Life: The power of the book and the power of memory

“If bookishness were just a niche pastime, like stamp collecting or waveboarding, none of this would really matter. But it’s more than that. It is the collective memory and accumulated wisdom of our species.

The rough-and-ready intellectual consensus of the mid-Twentieth Century is being pushed out by a New Superstition whose victims can find testimony on the Internet for anything they choose to believe. The only cure for it is reading books, and lots of them. When all things bookish are edited out of public discourse, strange things happen, or seem to. When our societal attention span becomes shorter than the lifetime of a steel bridge over a river, what appears to be a solid strip of highway can suddenly fall out from under us. Like a portent from the medieval world.”

—Neal Stephenson, from Some Remarks; see also “Twilight of the Books.”

That being said, I don’t think the Internet is only for “New Superstition,” and some of the “intellectual consensus” was and is wrong. Knowledge that people post and read on the Internet is neither right nor wrong, superstitious nor factual.

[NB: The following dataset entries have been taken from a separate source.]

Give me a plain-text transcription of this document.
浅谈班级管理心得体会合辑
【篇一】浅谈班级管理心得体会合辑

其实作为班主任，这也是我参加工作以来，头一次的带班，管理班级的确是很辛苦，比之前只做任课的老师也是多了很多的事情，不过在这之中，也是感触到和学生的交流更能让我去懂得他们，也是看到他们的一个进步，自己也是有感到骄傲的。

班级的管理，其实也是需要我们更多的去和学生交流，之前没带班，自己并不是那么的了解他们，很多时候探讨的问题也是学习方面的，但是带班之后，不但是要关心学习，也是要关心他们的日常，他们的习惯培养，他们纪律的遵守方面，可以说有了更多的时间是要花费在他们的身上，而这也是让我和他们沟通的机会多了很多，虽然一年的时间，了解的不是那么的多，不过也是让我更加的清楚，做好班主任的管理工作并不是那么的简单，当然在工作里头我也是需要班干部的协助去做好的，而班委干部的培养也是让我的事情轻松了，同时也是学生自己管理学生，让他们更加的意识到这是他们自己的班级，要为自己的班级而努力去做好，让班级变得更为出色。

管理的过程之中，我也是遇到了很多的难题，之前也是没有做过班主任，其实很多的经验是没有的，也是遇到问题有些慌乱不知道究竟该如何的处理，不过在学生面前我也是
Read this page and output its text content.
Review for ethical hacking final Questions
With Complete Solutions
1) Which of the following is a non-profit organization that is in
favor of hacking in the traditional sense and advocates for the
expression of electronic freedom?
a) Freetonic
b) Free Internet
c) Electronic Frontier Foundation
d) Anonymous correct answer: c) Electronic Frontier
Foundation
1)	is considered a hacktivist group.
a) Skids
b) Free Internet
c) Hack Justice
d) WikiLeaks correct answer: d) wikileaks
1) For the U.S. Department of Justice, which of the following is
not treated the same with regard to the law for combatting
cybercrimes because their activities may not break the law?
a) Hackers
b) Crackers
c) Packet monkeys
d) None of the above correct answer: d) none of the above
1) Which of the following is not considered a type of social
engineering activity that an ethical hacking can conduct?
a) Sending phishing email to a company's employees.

Links: Drugs (not the fun kind), misers, questions, and more

* Phages versus drug-resistant bacteria—really?

* “What I Like About Scrooge: In praise of misers;” it may be that “people who consume a lot. . . are selfish. Misers leave more for others to consume.”

* Stupid Questions: “Most writers complain about the people who come to hear them talk. Or rather the questions they ask. It’s time to wonder whether these people are really asking dumb questions. Why are writers so determined to focus exclusively on their novels, as if there were no continuity between writing and life?”

* It’s been at least 800,000 years since carbon-dioxide levels were this high. See also Snails Are Dissolving in Pacific Ocean.

* “Why the Smart Reading Device of the Future May Be … Paper;” I still strongly prefer paper books.

* What would happen if everyone in the world stopped eating meat?